De ginkgobehandeling zorgde ook voor meer spierkracht. Dat ontdekten de onderzoekers toen ze spiervezels uit de soleus van de ratten lieten samentrekken en bepaalden hoeveel kracht die vezels konden genereren.
Een opvallend effect van de ginkgosuppletie was de concentratie van het enzym creatinekinase in het bloed van de ratten. Die concentratie is een biomerker voor spierafbraak. Hoe meer creatinekinase in het bloed, des te slechter zijn spieren eraan toe. Bij de jonge dieren was dat 370 U/L. Bij de onbehandelde oude ratten steeg die tot 737 U/L. Kregen de oude ratten ginkgo, dan zakte de creatinekinasespiegel tot 371 U/L.
Een dat een tamelijk goed aangeschreven tijdschrift als PLoS One het Franse onderzoek publiceerde, was dat de onderzoekers met genomicstechnologie de activiteit van tienduizend genen in het DNA van de spiercellen bepaalden. Zo ontdekten ze dat ginkgosuppletie invloed had op 1015 van die genen.
De belangrijkste van die genen deden iets met de aanmaak van spierweefsel, zoals de genen voor follistatin, follistatin related protein, activin receptor type I, embryonic myosin heavy chain en ryanodine receptor 3. Die genen gingen harder werken. Andere genen waarop ginkgo van invloed was lieten spiercellen meer vetzuren verbranden, zorgden dat de mitochondria in de spiercellen minder vrije radicalen produceerden of lieten de spiercellen minder glucose maar meet vet gebruikten als brandstof.

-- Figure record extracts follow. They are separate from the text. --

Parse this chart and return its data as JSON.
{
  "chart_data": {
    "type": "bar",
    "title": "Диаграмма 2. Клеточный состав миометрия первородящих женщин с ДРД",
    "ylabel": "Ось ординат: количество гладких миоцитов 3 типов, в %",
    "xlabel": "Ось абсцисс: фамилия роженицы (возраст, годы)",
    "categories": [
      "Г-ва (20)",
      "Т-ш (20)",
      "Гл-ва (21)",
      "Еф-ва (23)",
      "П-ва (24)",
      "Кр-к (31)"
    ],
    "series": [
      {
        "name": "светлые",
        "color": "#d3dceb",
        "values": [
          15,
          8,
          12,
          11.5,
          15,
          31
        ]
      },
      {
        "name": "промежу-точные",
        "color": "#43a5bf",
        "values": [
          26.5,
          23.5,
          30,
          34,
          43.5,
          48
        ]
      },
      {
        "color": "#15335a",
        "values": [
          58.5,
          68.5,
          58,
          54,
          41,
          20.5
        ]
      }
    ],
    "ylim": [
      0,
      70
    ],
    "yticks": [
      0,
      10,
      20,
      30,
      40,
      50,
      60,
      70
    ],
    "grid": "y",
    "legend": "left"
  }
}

Ginkgo liet ook het gen voor tenascin C twee keer harder werken dan normaal. Tenascin C is een molecuul in de aanhechtingen van spieren. Het is een bestanddeel van collageen I en III. Niet alleen de spiermassa en de spierkracht nemen dus toe door ginkgo, maar ook de aanhechtingen worden er sterker door.
De onderzoekers vermoeden dat Ginkgo biloba ouderen kan beschermen tegen sarcopenia. Als ze gelijk hebben, dan hebben levensverlengers daarmee een nieuw middel in handen waarmee ze hun spieren sterk kunnen houden. De belangrijkste instrumenten die levensverlengers daarvoor tot nu hadden waren calorische restrictie en krachttraining.